Особо нужно остановиться на универсальном характере Игры. Принцип универсальности есть путь спасения науки и культуры, становящихся все более «ветвящимися» и «герметичными» «сосудами духа». Поиски универсальных вечных ценностей от Платона до Гегеля приводили философов к попыткам «предписать» единообразную систему мировоззрения для всех народов, всех времен и поколений. Но статичная система ценностей весьма уязвима для критики и не может устоять перед лицом постоянных перемен в сфере мировоззрения с его индивидуально-историческими модификациями, в то время как Игра представляет собой динамический, постоянно меняющийся способ существования ценностей и в качестве самосохранения от «застывания» в четко определенной форме культуры в ней присутствует ирония.

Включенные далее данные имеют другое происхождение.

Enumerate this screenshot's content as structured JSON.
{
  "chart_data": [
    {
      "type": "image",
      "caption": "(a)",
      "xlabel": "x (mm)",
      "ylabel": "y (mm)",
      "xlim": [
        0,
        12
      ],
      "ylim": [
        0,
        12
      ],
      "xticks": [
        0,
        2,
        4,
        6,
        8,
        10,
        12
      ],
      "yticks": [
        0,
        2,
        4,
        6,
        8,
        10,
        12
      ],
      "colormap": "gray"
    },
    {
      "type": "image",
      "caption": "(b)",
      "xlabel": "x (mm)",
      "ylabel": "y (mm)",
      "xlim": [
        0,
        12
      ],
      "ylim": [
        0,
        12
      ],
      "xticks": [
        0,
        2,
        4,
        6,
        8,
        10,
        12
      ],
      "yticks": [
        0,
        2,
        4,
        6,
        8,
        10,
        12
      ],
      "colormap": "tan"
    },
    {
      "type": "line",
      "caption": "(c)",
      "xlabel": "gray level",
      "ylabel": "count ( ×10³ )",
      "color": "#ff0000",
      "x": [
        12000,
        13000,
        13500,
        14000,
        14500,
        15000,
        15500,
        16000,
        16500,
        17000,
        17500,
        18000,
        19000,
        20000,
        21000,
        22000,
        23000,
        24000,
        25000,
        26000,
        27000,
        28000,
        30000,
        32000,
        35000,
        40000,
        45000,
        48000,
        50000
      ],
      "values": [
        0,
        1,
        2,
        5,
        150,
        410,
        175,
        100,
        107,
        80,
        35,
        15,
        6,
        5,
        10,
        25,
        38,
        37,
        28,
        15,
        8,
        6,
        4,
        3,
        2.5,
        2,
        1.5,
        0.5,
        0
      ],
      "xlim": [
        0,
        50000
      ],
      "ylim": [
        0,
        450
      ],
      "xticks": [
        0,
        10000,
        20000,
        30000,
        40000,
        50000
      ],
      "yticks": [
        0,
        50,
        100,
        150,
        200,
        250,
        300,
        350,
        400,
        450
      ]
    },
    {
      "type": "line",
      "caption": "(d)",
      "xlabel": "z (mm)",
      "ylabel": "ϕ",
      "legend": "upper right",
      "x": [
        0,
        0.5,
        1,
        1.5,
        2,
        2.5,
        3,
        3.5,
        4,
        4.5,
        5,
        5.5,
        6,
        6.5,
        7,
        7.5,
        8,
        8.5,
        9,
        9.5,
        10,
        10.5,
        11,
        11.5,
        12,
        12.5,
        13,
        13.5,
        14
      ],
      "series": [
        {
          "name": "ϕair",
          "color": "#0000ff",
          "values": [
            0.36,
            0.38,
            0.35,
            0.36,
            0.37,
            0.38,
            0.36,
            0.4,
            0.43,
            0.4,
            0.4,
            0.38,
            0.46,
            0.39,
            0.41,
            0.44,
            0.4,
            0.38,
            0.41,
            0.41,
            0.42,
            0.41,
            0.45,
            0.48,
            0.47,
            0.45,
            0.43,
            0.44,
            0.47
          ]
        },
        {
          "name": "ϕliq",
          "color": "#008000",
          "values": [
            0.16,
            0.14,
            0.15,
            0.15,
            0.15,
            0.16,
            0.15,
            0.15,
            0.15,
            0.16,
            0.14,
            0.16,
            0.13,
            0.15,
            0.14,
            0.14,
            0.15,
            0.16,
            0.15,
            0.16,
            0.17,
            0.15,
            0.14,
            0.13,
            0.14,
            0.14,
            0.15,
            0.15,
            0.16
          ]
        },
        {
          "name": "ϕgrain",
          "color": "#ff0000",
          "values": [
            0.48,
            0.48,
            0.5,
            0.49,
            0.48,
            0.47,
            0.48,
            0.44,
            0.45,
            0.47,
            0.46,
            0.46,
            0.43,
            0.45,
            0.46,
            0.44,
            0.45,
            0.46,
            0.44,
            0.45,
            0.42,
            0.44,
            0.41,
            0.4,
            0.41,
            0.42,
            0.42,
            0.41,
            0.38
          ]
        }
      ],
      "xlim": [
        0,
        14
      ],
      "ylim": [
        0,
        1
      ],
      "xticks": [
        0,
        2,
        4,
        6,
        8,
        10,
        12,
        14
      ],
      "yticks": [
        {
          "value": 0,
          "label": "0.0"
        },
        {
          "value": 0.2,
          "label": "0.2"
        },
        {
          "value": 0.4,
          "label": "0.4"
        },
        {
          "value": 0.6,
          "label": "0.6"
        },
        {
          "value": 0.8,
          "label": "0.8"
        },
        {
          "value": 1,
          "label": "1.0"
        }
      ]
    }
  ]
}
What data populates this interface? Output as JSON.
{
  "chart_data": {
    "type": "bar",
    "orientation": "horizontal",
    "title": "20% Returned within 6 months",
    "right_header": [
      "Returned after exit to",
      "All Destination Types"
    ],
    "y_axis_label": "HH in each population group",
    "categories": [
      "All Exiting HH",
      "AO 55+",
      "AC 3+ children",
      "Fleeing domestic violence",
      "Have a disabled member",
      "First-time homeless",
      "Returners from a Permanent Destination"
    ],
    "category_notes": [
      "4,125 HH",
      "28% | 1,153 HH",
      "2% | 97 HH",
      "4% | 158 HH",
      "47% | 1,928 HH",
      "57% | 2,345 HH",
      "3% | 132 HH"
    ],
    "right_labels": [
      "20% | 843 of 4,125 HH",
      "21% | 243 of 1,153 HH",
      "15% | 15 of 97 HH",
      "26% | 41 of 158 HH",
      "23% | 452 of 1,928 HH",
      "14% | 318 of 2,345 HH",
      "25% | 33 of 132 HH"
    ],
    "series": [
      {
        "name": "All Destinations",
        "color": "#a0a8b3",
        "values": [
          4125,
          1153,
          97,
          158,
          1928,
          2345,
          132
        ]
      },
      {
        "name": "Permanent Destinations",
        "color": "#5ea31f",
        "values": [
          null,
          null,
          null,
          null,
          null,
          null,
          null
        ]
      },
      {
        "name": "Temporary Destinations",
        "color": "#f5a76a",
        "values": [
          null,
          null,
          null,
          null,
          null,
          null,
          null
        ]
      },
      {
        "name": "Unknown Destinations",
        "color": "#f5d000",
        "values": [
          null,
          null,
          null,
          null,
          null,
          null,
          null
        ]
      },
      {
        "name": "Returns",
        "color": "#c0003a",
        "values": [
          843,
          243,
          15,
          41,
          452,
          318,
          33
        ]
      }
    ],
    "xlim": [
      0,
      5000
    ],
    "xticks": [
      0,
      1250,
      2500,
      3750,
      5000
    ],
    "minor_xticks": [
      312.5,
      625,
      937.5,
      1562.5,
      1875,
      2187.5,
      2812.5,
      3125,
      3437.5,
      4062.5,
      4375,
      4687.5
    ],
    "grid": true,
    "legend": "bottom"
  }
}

Универсальность является условием существования не только Игры, но и самих наук, благодаря ей осуществляется «информационный обмен», препятствующий наступлению «энтропии духа». При этом осуществляется взаимообогащение всех наук и искусств, вступающих в универсум Игры, при этом активную роль «в общей стратегии отдавали той науке, которая в данное время переживала расцвет или возрождение» [1, с. 39]. Вездесущность и всепроницаемость игрового отношения во всей области духовной жизни Гессе описывает следующим образом: «Анализ музыкальных значений привел к тому, что музыкальные процессы стали выражать физико-математическими формулами. Немного позже этим методом начала пользоваться филология, измеряя структуры языка так же, как физика — явления природы… Каждая наука, овладевая Игрой, создавала себе для этого условный язык формул, аббревиатур и комбинационных возможностей; среди элиты высокодуховной молодежи везде были в ходу игры с рядами формул и диалогами в формулах» [1, с. 40]. Но Игра не должна быть лишь «гимнастикой ума». Скорее главной ее целью становится «воспитание души», отсюда и тема аскетизма, «монашества», присутствующая на страницах «Игры в бисер».

Несмотря на универсальный характер Игры, наиболее важными составляющими ее являются музыка и математика (здесь опять вспоминается учение пифагорейцев о математической природе музыкальной гаммы), то есть соединение точной науки и эстетики, духовного плана и эмоционально-чувственного. Только благодаря Игре культура обретает «второе дыхание», спасая культуру и человека, гибнущих в недрах серой и эклектичной «фельетонистской эпохи», призрак которой, как убедительно доказывает Гессе, находится всегда где-то рядом, хотя и кажется далеко в прошлом.

 

Литература

1. Гессе Г. Игра в бисер: Пер. с нем. — М.: Правда, 1992.

2. Ортега-и-Гассет Х. Восстание масс // Вопросы философии. — М.: Правда, 1989. — № 3.

3. Франкл В. Человек в поисках смысла. Пер. с англ. и нем. — М.: Прогресс, 1990.

4. Хейзинга Й. Homo ludens. Пер. с нидерл. — М.: Прогресс, 1992.

5. Ясперс К. Духовная ситуация времени // Ясперс К. Смысл и назначение истории: Пер. с нем. — М.: Республика, 1994.